Students have gone back to their parents, workers are working from home, and even the charity organizations that try to provide them with food each night have stopped their operations for fear of infecting those who live on the streets, whose immune systems are likely to have been greatly weakened over the years. For people who survive almost entirely on the sporadic kindness of a thriving community, the sudden and dramatic disappearance of this community is a terrifying thing to deal with.

Holywell Rd. Few people, charitable or otherwise.

However, within a few days of Johnson’s lockdown announcement, The Ministry of Housing, Communities and Local Government (MHCLG) assured the public that it was “redoubling its efforts” to make sure that all rough sleepers were “inside and safe” during the pandemic. Luke Hall, the current housing minister, quickly wrote to local councils urging them to take steps to find places to temporarily house their homeless people, informing them: ‘Our strategy must be to bring in those on the streets to protect their health and stop wider transmission’.

Adrien and Theodora were quickly offered a room at an empty hotel in town, an effort which they appreciated. However, the pair feel that they are in the dark as to what their fate over the course of the next few months shall be. The council does not willingly provide them with any information as to how long they are likely to be housed for, and review their situation on a near daily basis.
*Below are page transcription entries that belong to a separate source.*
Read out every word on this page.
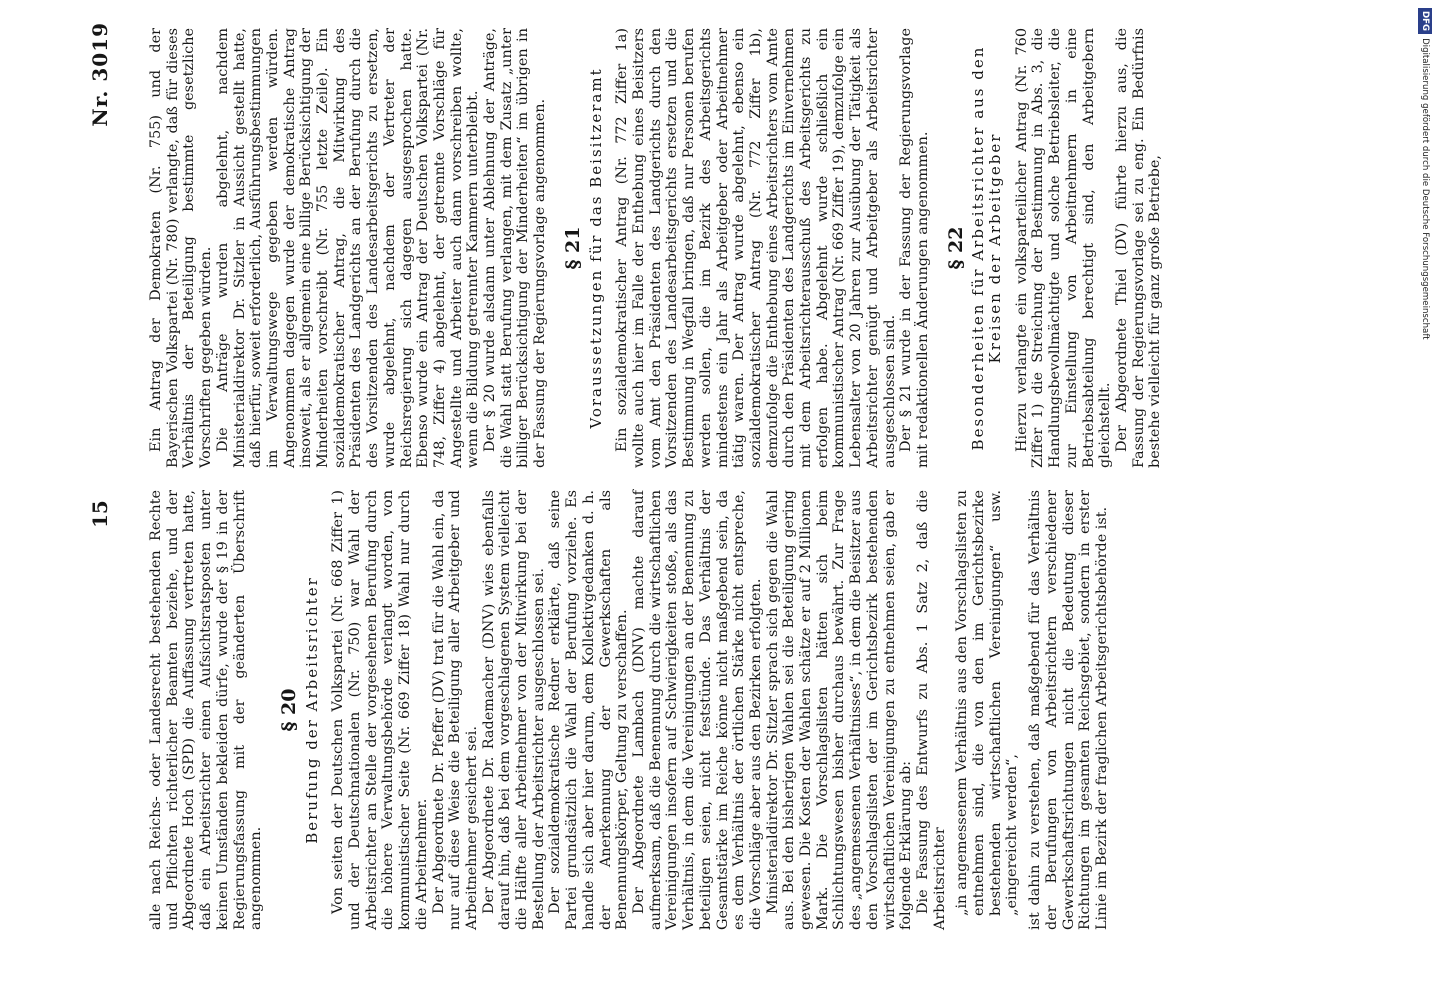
15
Nr. 3019

alle nach Reichs- oder Landesrecht bestehenden Rechte und Pflichten richterlicher Beamten beziehe, und der Abgeordnete Hoch (SPD) die Auffassung vertreten hatte, daß ein Arbeitsrichter einen Aufsichtsratsposten unter keinen Umständen bekleiden dürfe, wurde der § 19 in der Regierungsfassung mit der geänderten Überschrift angenommen.

§ 20 Berufung der Arbeitsrichter Von seiten der Deutschen Volkspartei (Nr. 668 Ziffer 1) und der Deutschnationalen (Nr. 750) war Wahl der Arbeitsrichter an Stelle der vorgesehenen Berufung durch die höhere Verwaltungsbehörde verlangt worden, von kommunistischer Seite (Nr. 669 Ziffer 18) Wahl nur durch die Arbeitnehmer. Der Abgeordnete Dr. Pfeffer (DV) trat für die Wahl ein, da nur auf diese Weise die Beteiligung aller Arbeitgeber und Arbeitnehmer gesichert sei. Der Abgeordnete Dr. Rademacher (DNV) wies ebenfalls darauf hin, daß bei dem vorgeschlagenen System vielleicht die Hälfte aller Arbeitnehmer von der Mitwirkung bei der Bestellung der Arbeitsrichter ausgeschlossen sei. Der sozialdemokratische Redner erklärte, daß seine Partei grundsätzlich die Wahl der Berufung vorziehe. Es handle sich aber hier darum, dem Kollektivgedanken d. h. der Anerkennung der Gewerkschaften als Benennungskörper, Geltung zu verschaffen. Der Abgeordnete Lambach (DNV) machte darauf aufmerksam, daß die Benennung durch die wirtschaftlichen Vereinigungen insofern auf Schwierigkeiten stoße, als das Verhältnis, in dem die Vereinigungen an der Benennung zu beteiligen seien, nicht feststünde. Das Verhältnis der Gesamtstärke im Reiche könne nicht maßgebend sein, da es dem Verhältnis der örtlichen Stärke nicht entspreche, die Vorschläge aber aus den Bezirken erfolgten. Ministerialdirektor Dr. Sitzler sprach sich gegen die Wahl aus. Bei den bisherigen Wahlen sei die Beteiligung gering gewesen. Die Kosten der Wahlen schätze er auf 2 Millionen Mark. Die Vorschlagslisten hätten sich beim Schlichtungswesen bisher durchaus bewährt. Zur Frage des „angemessenen Verhältnisses“, in dem die Beisitzer aus den Vorschlagslisten der im Gerichtsbezirk bestehenden wirtschaftlichen Vereinigungen zu entnehmen seien, gab er folgende Erklärung ab: Die Fassung des Entwurfs zu Abs. 1 Satz 2, daß die Arbeitsrichter „in angemessenem Verhältnis aus den Vorschlagslisten zu entnehmen sind, die von den im Gerichtsbezirke bestehenden wirtschaftlichen Vereinigungen“ usw. „eingereicht werden“, ist dahin zu verstehen, daß maßgebend für das Verhältnis der Berufungen von Arbeitsrichtern verschiedener Gewerkschaftsrichtungen nicht die Bedeutung dieser Richtungen im gesamten Reichsgebiet, sondern in erster Linie im Bezirk der fraglichen Arbeitsgerichtsbehörde ist.

Ein Antrag der Demokraten (Nr. 755) und der Bayerischen Volkspartei (Nr. 780) verlangte, daß für dieses Verhältnis der Beteiligung bestimmte gesetzliche Vorschriften gegeben würden. Die Anträge wurden abgelehnt, nachdem Ministerialdirektor Dr. Sitzler in Aussicht gestellt hatte, daß hierfür, soweit erforderlich, Ausführungsbestimmungen im Verwaltungswege gegeben werden würden. Angenommen dagegen wurde der demokratische Antrag insoweit, als er allgemein eine billige Berücksichtigung der Minderheiten vorschreibt (Nr. 755 letzte Zeile). Ein sozialdemokratischer Antrag, die Mitwirkung des Präsidenten des Landgerichts an der Berufung durch die des Vorsitzenden des Landesarbeitsgerichts zu ersetzen, wurde abgelehnt, nachdem der Vertreter der Reichsregierung sich dagegen ausgesprochen hatte. Ebenso wurde ein Antrag der Deutschen Volkspartei (Nr. 748, Ziffer 4) abgelehnt, der getrennte Vorschläge für Angestellte und Arbeiter auch dann vorschreiben wollte, wenn die Bildung getrennter Kammern unterbleibt. Der § 20 wurde alsdann unter Ablehnung der Anträge, die Wahl statt Berufung verlangen, mit dem Zusatz „unter billiger Berücksichtigung der Minderheiten“ im übrigen in der Fassung der Regierungsvorlage angenommen. § 21 Voraussetzungen für das Beisitzeramt Ein sozialdemokratischer Antrag (Nr. 772 Ziffer 1a) wollte auch hier im Falle der Enthebung eines Beisitzers vom Amt den Präsidenten des Landgerichts durch den Vorsitzenden des Landesarbeitsgerichts ersetzen und die Bestimmung in Wegfall bringen, daß nur Personen berufen werden sollen, die im Bezirk des Arbeitsgerichts mindestens ein Jahr als Arbeitgeber oder Arbeitnehmer tätig waren. Der Antrag wurde abgelehnt, ebenso ein sozialdemokratischer Antrag (Nr. 772 Ziffer 1b), demzufolge die Enthebung eines Arbeitsrichters vom Amte durch den Präsidenten des Landgerichts im Einvernehmen mit dem Arbeitsrichterausschuß des Arbeitsgerichts zu erfolgen habe. Abgelehnt wurde schließlich ein kommunistischer Antrag (Nr. 669 Ziffer 19), demzufolge ein Lebensalter von 20 Jahren zur Ausübung der Tätigkeit als Arbeitsrichter genügt und Arbeitgeber als Arbeitsrichter ausgeschlossen sind. Der § 21 wurde in der Fassung der Regierungsvorlage mit redaktionellen Änderungen angenommen. § 22 Besonderheiten für Arbeitsrichter aus den Kreisen der Arbeitgeber Hierzu verlangte ein volksparteilicher Antrag (Nr. 760 Ziffer 1) die Streichung der Bestimmung in Abs. 3, die Handlungsbevollmächtigte und solche Betriebsleiter, die zur Einstellung von Arbeitnehmern in eine Betriebsabteilung berechtigt sind, den Arbeitgebern gleichstellt. Der Abgeordnete Thiel (DV) führte hierzu aus, die Fassung der Regierungsvorlage sei zu eng. Ein Bedürfnis bestehe vielleicht für ganz große Betriebe,

DFGDigitalisierung gefördert durch die Deutsche Forschungsgemeinschaft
This leaves them in constant fear of being suddenly asked to leave, despite the fact that the hotel cannot be expecting to function commercially for many months. Food is scarce and infrequent at the hotel, and without the donations that they usually receive from the public, they are unable to supplement what they are given.

Adrien and Theodora also report that the hotel in which they have been placed is empty aside from themselves and one other homeless man, despite the fact that many people remain unhoused and untouched by The Ministry of Housing’s promises.

Speaking to Angela, a young homeless woman in Oxford, I found that there is widespread confusion within the homeless community here as to the legitimacy of the government’s efforts to provide shelter for the homeless as this pandemic plays out. ‘We don’t know how they pick them’ she tells me, a sentiment echoed by another homeless man that I talk to the next day.

Whilst the government has made loud claims about the generous support being given to the homeless in this difficult time, it seems that this support has not been extended to the vast majority of Oxford’s homeless residents in any way at all. Despite the many empty rooms in Adrien and Theodora’s hotel, there have apparently been no efforts to offer these rooms to other members of the homeless community. On the streets of Oxford, an overwhelming number of vulnerable people are still struggling, unable to self isolate and lacking in the support that they might usually receive from local people and community initiatives.

Supply interrupted. Demand continues

This puzzling reality of the empty and disused hotel existing on the same street on which Angela sits begging for shelter is by no means a Coronavirus-specific phenomenon. A survey in late 2018 by the Centre for London discovered that the floor space of unused buildings amounted to about 1.8 million sq m (2,700 hectares) of land in London alone, contained in around 20,000 commercial properties, 11,000 of which had been abandoned for over two years. And yet, in a society that views shelter as a means to profit and not as a basic necessity, homeless people are left to die on the streets rather than allowed into these empty spaces.

Whilst the government’s assurance that homeless people would be housed and adequately supported throughout the pandemic was initially encouraging, the situation in Oxford appears to reveal that their promises were somewhat empty. Homeless people are, as ever, being kept from valuable resources that could save their lives, despite their logical availability.

With Coronavirus spreading rapidly, the government’s carelessness could become more lethal to this vulnerable section of society than ever before.